Но тут, в камере, оказалось два пророка, да еще соседями по постелям: клопы кочевали от кровати до кровати, переносили их кровь и смешивали в себе, но нельзя соединить разъединенный дух; и лишь бессилость Симагина да кротость Старкова как-то позволяли уживаться им вместе, но тем самым невольно усиливалась к ним неприязнь прочих сидельцев. Эти двое волновали своих сожителей неопределенными желаниями, и, когда в камере кипели страсти, когда распаленные слова носились над головами, высекая искры, они невольно задевали и замученных долгим ожиданием арестантов. Тем сразу хотелось перемены жизни, иных чувствований, крови и движенья. Эти двое лишь дразнили, что-то обещали, но ведь истину слова нельзя взвесить, проверить на долговечность и крепость: пустое ли оно, как полова, иль отборное, прорастимое зерно.

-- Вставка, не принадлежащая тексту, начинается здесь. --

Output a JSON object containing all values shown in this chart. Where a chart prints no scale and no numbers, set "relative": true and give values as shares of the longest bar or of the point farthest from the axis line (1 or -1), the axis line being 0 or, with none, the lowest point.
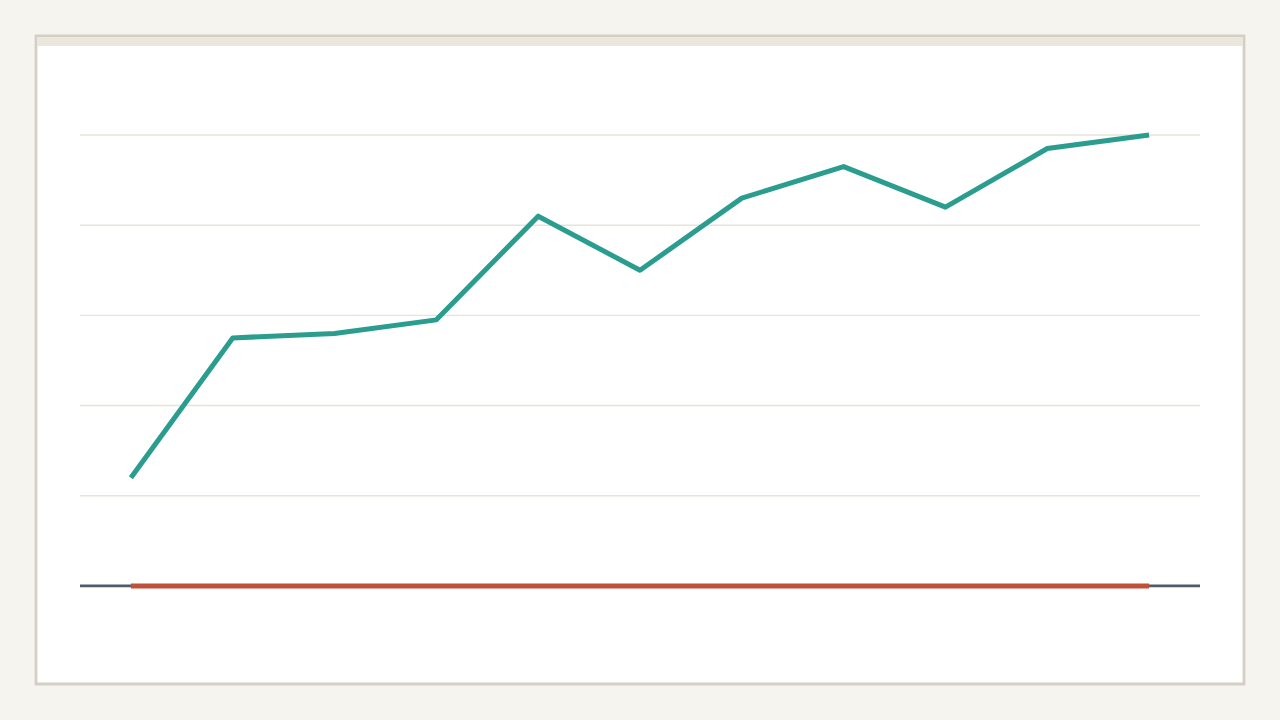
{
  "chart_data": {
    "type": "line",
    "relative": true,
    "grid": "y",
    "categories": [
      null,
      null,
      null,
      null,
      null,
      null,
      null,
      null,
      null,
      null,
      null
    ],
    "series": [
      {
        "color": "#2a9d8f",
        "values": [
          0.24,
          0.55,
          0.56,
          0.59,
          0.82,
          0.7,
          0.86,
          0.93,
          0.84,
          0.97,
          1.0
        ]
      },
      {
        "color": "#c0503a",
        "values": [
          0,
          0,
          0,
          0,
          0,
          0,
          0,
          0,
          0,
          0,
          0
        ]
      }
    ]
  }
}
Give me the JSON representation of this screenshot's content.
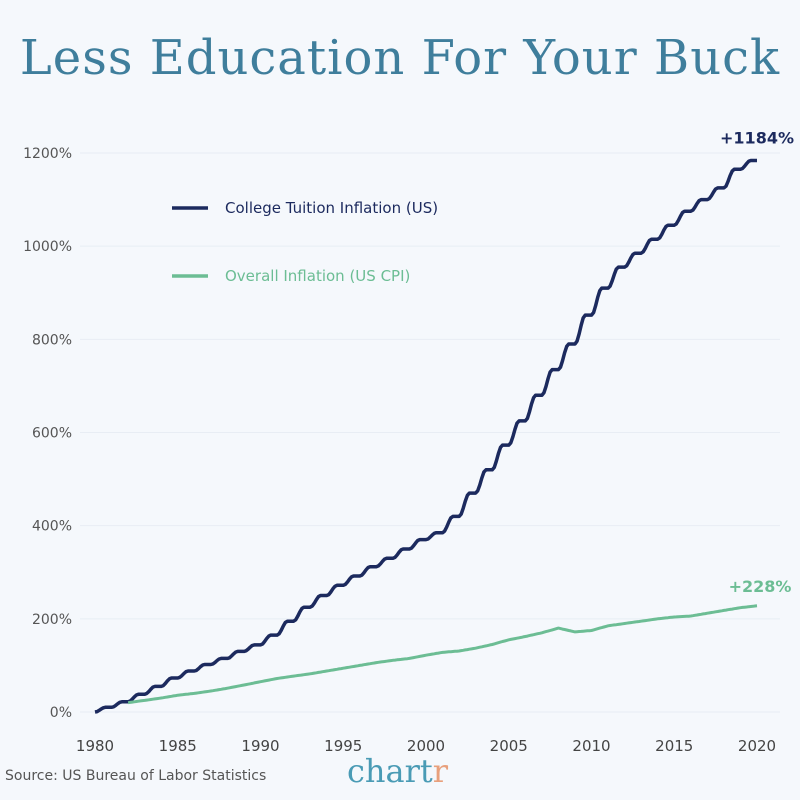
{
  "chart_data": {
    "type": "line",
    "title": "Less Education For Your Buck",
    "xlabel": "",
    "ylabel": "",
    "xlim": [
      1980,
      2020.5
    ],
    "ylim": [
      0,
      1200
    ],
    "grid": true,
    "legend_placement": "top-left",
    "x_ticks": [
      "1980",
      "1985",
      "1990",
      "1995",
      "2000",
      "2005",
      "2010",
      "2015",
      "2020"
    ],
    "y_ticks": [
      "0%",
      "200%",
      "400%",
      "600%",
      "800%",
      "1000%",
      "1200%"
    ],
    "x": [
      1980,
      1981,
      1982,
      1983,
      1984,
      1985,
      1986,
      1987,
      1988,
      1989,
      1990,
      1991,
      1992,
      1993,
      1994,
      1995,
      1996,
      1997,
      1998,
      1999,
      2000,
      2001,
      2002,
      2003,
      2004,
      2005,
      2006,
      2007,
      2008,
      2009,
      2010,
      2011,
      2012,
      2013,
      2014,
      2015,
      2016,
      2017,
      2018,
      2019,
      2020
    ],
    "series": [
      {
        "name": "College Tuition Inflation (US)",
        "color": "#1c2a5e",
        "end_label": "+1184%",
        "values": [
          0,
          10,
          22,
          38,
          55,
          73,
          88,
          102,
          115,
          130,
          144,
          165,
          195,
          225,
          250,
          272,
          292,
          312,
          330,
          350,
          370,
          385,
          420,
          470,
          520,
          573,
          625,
          680,
          735,
          790,
          852,
          910,
          955,
          985,
          1015,
          1045,
          1075,
          1100,
          1125,
          1165,
          1184
        ]
      },
      {
        "name": "Overall Inflation (US CPI)",
        "color": "#6cbd94",
        "end_label": "+228%",
        "values": [
          null,
          null,
          20,
          25,
          30,
          36,
          40,
          45,
          51,
          58,
          65,
          72,
          77,
          82,
          88,
          94,
          100,
          106,
          111,
          115,
          122,
          128,
          131,
          137,
          145,
          155,
          162,
          170,
          180,
          172,
          175,
          185,
          190,
          195,
          200,
          204,
          206,
          212,
          218,
          224,
          228
        ]
      }
    ],
    "source": "Source: US Bureau of Labor Statistics"
  },
  "brand": {
    "logo_main": "chart",
    "logo_accent": "r"
  }
}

– Твой Христос изолгался… Пожалте-с, пожалте-с, наше-с – вам. Страдайте, сукины дети, а я посмеюся, – не сдержался Симагин, заговорил, будто бы ни к кому не обращаясь, но понятно было всем, что слова назначались сопернику. – Изолгался весь, изоврался… Не с миром, но с мечом к вам. А опосля же: я пришел в мир не губить души, а спасать их. Вот и верь ему. Так зачем же он явится к нам, протобестия, чтоб голодом изморить, да? Хлеба надо дать, хлеба… накормить вдосыть. Распорядиться надо жизнью самим. Мы – чудо природы, мы сами цари, вот што!
Старков не замедлил, но ответил бесплотно, не поворачивая головы: да и не надо было ему кричать, нужды такой не было, ибо голос Симагина уже взорвал тишину.
– Много есть непокорных, пустословов и обманщиков, каковым должно заграждать уста: они развращают целые дома, уча, чему не должно, из постыдной корысти.
– Выходит, я пустослов? – вскричал Симагин. – И по сопатке недолго, слышь?
– Ты, сын мой, хуже пустослова, ты на уши паутину весишь, злыдень…
– Ну знаешь ли… – растерялся Симагин.
– А вот как хошь понимай…
Симагин натянуто рассмеялся: он не умел пользоваться кулаками, а слово его оказалось бессильным, и самое бы время отыскать соратников, но все глазели и злорадно жаждали юшки, пролитья крови и синих фонарей под глазами.
– Ты бы уста на замок, – посоветовал Старков, жалея сидельца и опасаясь за него. – Ведь вернут в подвалы, где и вше тесно. Тамотки запоешь лазаря.
– И запою, и запою, не восплачу! Мне на роду написано страдать!
– Опомнись, сердешный… Ты от злобы запекся. Помолись, отпусти душу, вот и полегчает. А то какую науку подаешь товарищам своим? – посетовал Старков, подсел подле, ладонь свою сухую положил на костлявое колено проповедника, словно хотел унять, утишить его боль. – Хочешь быть услышанным – молчи крепче!
– Вот дядька ерестится, а мне понятно, все в самую душу, – вдруг вмешался Донат. До того сидел покорный, редко кто слыхал Донькин голос, а тут высказался несчастный. – Не блажь то, не придумки… Я сам как распятый. Через свою доброту распятый, слышьте-ка! А я убить хочу, мочи нет, хочу. Чтоб бра?тину крови выпить.